Having a dog probably means you're more of a social person, due to the fact that you need to walk them and inevitably end up speaking to all the people who coo at your pupper and ask if they can give him a pat. You're probably also more of an accommodating person, willing to look after your pet with the walks, games of fetch and by monitoring his toilet behaviour closely so that lady doesn't yell at you again for not picking up your dog's doo-doo.
Cats, on the other hand, are far more independent. Maybe you prefer putting less effort into relationships, but it also means you might not have the same control issues as a dog person. Cats can be fairly snooty, but if you love them, it shows that you don't need external validation to feel okay.
But aside from all those touchy-feely things, how different are dog and cat owners intellectually? Well, research says that people who own cats are the smarter ones. Sorry, dog-lovers.
Researchers surveyed 600 college students asking them to first identify themselves as either dog or cat people. A variety of questions were then asked to assess the personality and cognitive behaviours of participants.
Denise Guastello, associate professor of psychology at Carroll University in Waukesha, Wisconsin and conductor the study, said that many people select their pets based on their own personality. For example, you might see a dog as more outgoing, extroverted and friendly, while cats are more independent and cautious, but also very affectionate to people they trust.
"If you're like that, you appreciate that in an animal, it’s a better match for you," Guastello said.
Psychoanalyst Steve McKeown, founder of MindFixers and owner of The McKeown Clinic, elaborated upon the study to say: "Cat people are more likely to possess university degrees than dog owners. Educated people tend to work longer hours and opt for pets that compliment their personal circumstances and lifestyle."
For this reason, cat owners are more likely to be more intelligent than dog owners. McKeown told Unilad, "dog people may be more social and outgoing and that cat people are far more sensitive and open-minded. It also noted cat owners were no more neurotic than dog owners."

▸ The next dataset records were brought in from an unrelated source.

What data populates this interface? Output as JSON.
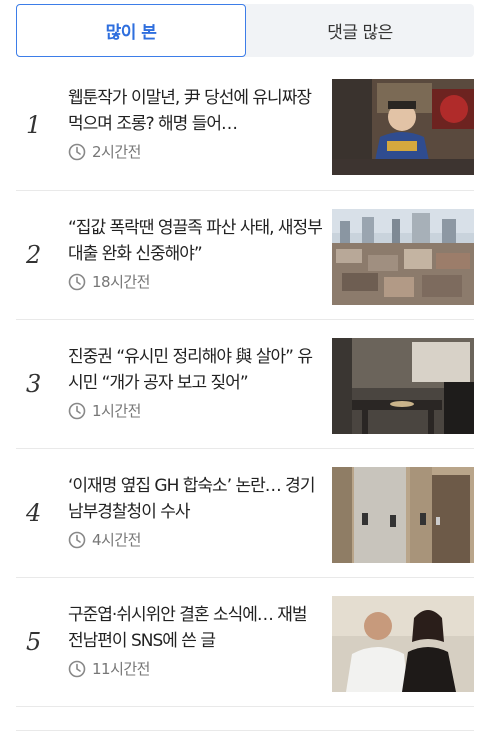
{
  "tabs": [
    {
      "label": "많이 본",
      "active": true
    },
    {
      "label": "댓글 많은",
      "active": false
    }
  ],
  "articles": [
    {
      "rank": "1",
      "title": "웹툰작가 이말년, 尹 당선에 유니짜장 먹으며 조롱? 해명 들어…",
      "time": "2시간전"
    },
    {
      "rank": "2",
      "title": "“집값 폭락땐 영끌족 파산 사태, 새정부 대출 완화 신중해야”",
      "time": "18시간전"
    },
    {
      "rank": "3",
      "title": "진중권 “유시민 정리해야 與 살아” 유시민 “개가 공자 보고 짖어”",
      "time": "1시간전"
    },
    {
      "rank": "4",
      "title": "‘이재명 옆집 GH 합숙소’ 논란… 경기남부경찰청이 수사",
      "time": "4시간전"
    },
    {
      "rank": "5",
      "title": "구준엽·쉬시위안 결혼 소식에… 재벌 전남편이 SNS에 쓴 글",
      "time": "11시간전"
    }
  ],
  "colors": {
    "accent": "#2f6fde",
    "tab_bg": "#f1f3f6",
    "meta": "#777777"
  }
}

"Cat people tend to be non-conformist, somebody who stands up for what they believe in despite what anyone thinks which in many ways and perhaps mirrors the independence for which cats are renowned. Cat people also score higher on intelligence tests and more educated!"
Which is somewhat astounding considering no cat lets their human work without doing this:
Still, while cat owners may be smarter than dog owners, it seems that people still have a general preference for pets of the canine variety. Majority of participants in Guastello's study said they were dog lovers, with 60 per cent saying they were dog people, and only 11 per cent saying they preferred cats. The rest said they liked neither (who ARE you?!), or both.
So even if you're not as intellectually astute as your cat-loving friends, at least you can relish in the fact that you're probably going to have more friends turn up at your birthday bash.